Seorang wanita berusia 25 tahun datang ke RSGM dengan keluhan gigi depan atas kanan
patah dan berwarna abu kehitaman sehingga mengganggu penampilan. Hasil anamnesis,
sebelas tahun yang lalu, gigi tersebut pernah sakit karena jatuh dari sepeda motor, namun
sekarang gigi tersebut sudah tidak sakit lagi dan lama-kelamaan berubah menjadi abu
kehitaman. Hasil pemeriksaan ekstra oral normal. Hasil pemeriksaan klinis gigi 11, tes
vitalitas (-), palpasi dan perkusi (-), mobiliti (-). Pasien pernah datang ke dokter gigi untuk
melakukan penambalan pada gigi 46 dan 47. Terdapat karies pada gigi 16, 14, 24, 25, 26, 34,
35, 37, 38, 44, 45, dan radiks pada gigi 36. Pada rahang atas dan bawah ditemukan plak dan
kalkulus. Skor OHIS : 2,4. Pemeriksaan saliva hidrasi (unstimulated) : 30 detik, laju alir
saliva (stimulated) : 0,9 ml/ menit, viskositas saliva (unstimulated) : jernih.
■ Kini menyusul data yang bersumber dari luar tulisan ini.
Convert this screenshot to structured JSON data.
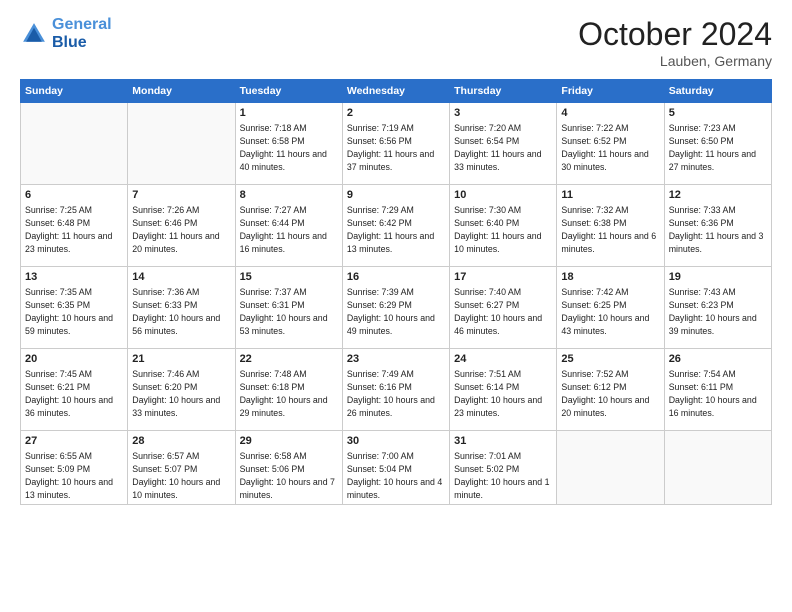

Hasil foto klinis
dan periapikal seperti pada gambar di bawah ini.
1.3 PERTANYAAN
1. Jelaskan kualitas foto pada radiografi periapikal diatas! (RKG)
2. Jelaskan interpretasi radiologis kasus di atas ! (RKG)
3. Jelaskan etiopatofisiologi terjadinya kelainan pada gigi 11! ((Konservasi)
4. Jelaskan diagnosis pulpa dan diagnosis periapikal gigi 11! (Konservasi)
5. Jelaskan perawatan non invasif dan invasif yang saudara anjurkan untuk pasien
tersebut! (Konservasi)
6. Jelaskan prosedur perawatan saluran akar pada kasus gigi 11! (Konservasi)
7. Jelaskan prosedur yang saudara lakukan untuk melanjutkan perawatan diskolorasi gigi
11, karena perawatan kasus ini bukan kompetensi dokter gigi umum! (Sistim
rujukan/IPM)
8. Jelaskan prognosis perawatan pada gigi 11 ! (Konservasi)
1.4 LEARNING ISSUE
1. Kualitas dan interpretasi radiografi endodonti
2. Penyakit pulpa dan periapikal
3. Diagnosis, rencana perawatan non invasive dan invasif
4. Restorasi pasca endodonti
5. Diskolorasi
6. Sistim rujukan
BAB II
PEMBAHASAN
1. Jelaskan kualitas foto pada radiografi periapikal diatas! (RKG)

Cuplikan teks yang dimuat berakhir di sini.